The War on Drugs - Part II

Having made the case that the War on Drugs cannot be won (see THE WAR ON DRUGS – Part I), do we just give up?

Not necessarily. Let's do this scientifically.

First, we separate out the two major, individual components of the drug problem:

1- People who abuse recreational pharmaceuticals have problems.

2- Those of us who don't abuse drugs have collateral problems, primarily rampant crime.

These are completely different and essentially unrelated issues. Let's take the second one first.

Drug use engenders criminal behavior, for four primary reasons:

a- People who use drugs are forced to do business with criminals, because drugs are illegal.

b- People who sell drugs commit crimes to acquire and distribute them.

c- People who use drugs often commit crimes to pay for them.

d- Because they are forced to consort with criminals, people who might otherwise have stuck to plain old marijuana often go on to the harder stuff because the criminals have a direct financial interest in their addiction. (A), (b) and (c) therefore escalate in a vicious cycle.

Sounds hopeless, doesn't it?

There is an answer:

Legalize drugs. All of them. Marijuana, cocaine, heroin…even crack.

Whoa! The man has lost his mind!

Maybe. But look at it with cold rationality for a second.

If we legalize all currently illegal substances of abuse, (a) through (d) disappear as social problems.

a- Drug users will no longer be forced to deal with criminals.

b- Criminal behavior will not be required to acquire and sell drugs.

c- People will not have to commit (as many) crimes to buy drugs because they will be dirt cheap. Fact is, it costs next to nothing to grow or manufacture narcotics. Most of the current costs are a result of fierce demand, limited supply and the expense of countless middlemen, bribes and complex criminal infrastructures. All of that disappears if drugs are legal. Just look at what happened when Prohibition ended.

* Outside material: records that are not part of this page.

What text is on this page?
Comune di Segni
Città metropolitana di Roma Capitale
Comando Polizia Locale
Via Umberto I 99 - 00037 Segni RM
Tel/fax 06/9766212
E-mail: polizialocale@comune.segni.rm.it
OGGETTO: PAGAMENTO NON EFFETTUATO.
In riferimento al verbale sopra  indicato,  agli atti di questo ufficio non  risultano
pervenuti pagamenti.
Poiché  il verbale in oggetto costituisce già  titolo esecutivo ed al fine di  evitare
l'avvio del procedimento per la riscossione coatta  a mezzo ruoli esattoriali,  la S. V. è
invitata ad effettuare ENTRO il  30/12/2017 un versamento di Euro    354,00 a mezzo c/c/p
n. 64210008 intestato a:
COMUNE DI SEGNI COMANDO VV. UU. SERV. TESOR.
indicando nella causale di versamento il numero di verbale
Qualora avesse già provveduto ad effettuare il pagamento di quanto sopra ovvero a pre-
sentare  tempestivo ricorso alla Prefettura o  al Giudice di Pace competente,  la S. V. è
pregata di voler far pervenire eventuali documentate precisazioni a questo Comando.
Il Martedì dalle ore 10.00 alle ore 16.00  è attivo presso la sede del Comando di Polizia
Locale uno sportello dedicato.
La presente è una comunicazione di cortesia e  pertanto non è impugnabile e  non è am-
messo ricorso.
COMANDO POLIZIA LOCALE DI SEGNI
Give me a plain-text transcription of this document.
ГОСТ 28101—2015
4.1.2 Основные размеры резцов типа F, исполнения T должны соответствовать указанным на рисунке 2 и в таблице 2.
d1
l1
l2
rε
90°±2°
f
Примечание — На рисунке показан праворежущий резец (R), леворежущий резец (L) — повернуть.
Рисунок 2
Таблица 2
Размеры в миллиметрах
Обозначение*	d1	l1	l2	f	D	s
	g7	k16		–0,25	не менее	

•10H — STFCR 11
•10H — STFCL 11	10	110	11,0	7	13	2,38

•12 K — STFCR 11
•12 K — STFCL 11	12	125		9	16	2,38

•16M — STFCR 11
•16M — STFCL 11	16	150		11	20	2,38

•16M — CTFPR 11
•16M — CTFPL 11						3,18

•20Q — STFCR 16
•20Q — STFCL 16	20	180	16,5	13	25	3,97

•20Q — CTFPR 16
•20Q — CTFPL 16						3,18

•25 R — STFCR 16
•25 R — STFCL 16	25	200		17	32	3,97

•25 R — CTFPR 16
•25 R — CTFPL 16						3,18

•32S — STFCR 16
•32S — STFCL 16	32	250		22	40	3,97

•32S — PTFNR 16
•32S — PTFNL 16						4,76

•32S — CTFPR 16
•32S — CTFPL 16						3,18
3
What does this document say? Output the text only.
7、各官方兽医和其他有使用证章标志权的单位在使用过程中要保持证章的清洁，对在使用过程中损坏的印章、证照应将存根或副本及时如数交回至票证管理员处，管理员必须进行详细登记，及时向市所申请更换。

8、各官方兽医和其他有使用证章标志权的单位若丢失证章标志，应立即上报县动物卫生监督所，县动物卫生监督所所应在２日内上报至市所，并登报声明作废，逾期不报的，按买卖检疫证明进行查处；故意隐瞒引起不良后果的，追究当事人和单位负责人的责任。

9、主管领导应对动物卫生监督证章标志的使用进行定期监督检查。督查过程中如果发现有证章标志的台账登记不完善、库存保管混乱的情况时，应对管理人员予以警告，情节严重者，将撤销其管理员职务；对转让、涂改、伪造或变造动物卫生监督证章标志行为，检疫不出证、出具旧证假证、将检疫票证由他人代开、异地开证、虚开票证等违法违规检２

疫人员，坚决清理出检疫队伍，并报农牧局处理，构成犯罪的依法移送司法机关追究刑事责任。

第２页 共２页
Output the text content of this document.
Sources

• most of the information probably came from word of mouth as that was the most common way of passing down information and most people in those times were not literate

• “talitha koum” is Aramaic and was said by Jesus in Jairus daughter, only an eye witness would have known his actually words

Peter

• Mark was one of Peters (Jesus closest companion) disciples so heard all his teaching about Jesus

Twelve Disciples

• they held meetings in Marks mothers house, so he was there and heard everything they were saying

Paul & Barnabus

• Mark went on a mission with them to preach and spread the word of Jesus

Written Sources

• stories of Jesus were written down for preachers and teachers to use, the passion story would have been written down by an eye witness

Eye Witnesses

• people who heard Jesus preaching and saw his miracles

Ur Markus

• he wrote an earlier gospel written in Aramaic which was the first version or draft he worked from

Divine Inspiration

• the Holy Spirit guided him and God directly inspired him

d- Users will no longer be forced to rub shoulders with criminals trying to turn them into addicts. The only people left doing that will be the tobacco and alcohol companies. (I'd suggest that we trade off the legalization of drugs with the illegalization of cigarettes and alcohol, but that's another story).

Pretty simple, yes?

Thank you.

Whoops. Almost forgot about Problem 1: People who abuse recreational pharmaceuticals have problems. How do we handle that one?

Damned if I know. Legalizing drugs doesn't address that one.

But so what? At least it gets rid of Problem 2.

And I don't think we'd have any more people using drugs than we do today. Part of the reason people get into drugs in the first place has to do with the fantasized glamour of it owing to its very illegality and the colorful figures who populate the supply chain.

In any event, we can sit around and theorize about it all day, but in those countries where some drugs, such as marijuana, are legal, the actual rate of drug use is less than it is here. And I'll take empirical evidence over theory any day of the week.

Put off by the very fact of drugs being legal? A moral outrage?

Get over it. If alcohol weren't already legal, you'd be appalled at people's use of it. And cigarettes? Dumbest damned thing in creation: hell, you don't even get high as you ruin your health.

And I'll tell you this truthfully: I'd much rather see everyone who currently drinks switch to marijuana. It's far, far less destructive.

As I said in THE WAR ON DRUGS – Part I: there is no way in hell that current efforts against drug use are going to prevail. It's a flat out impossibility.

Might as well do the next best thing.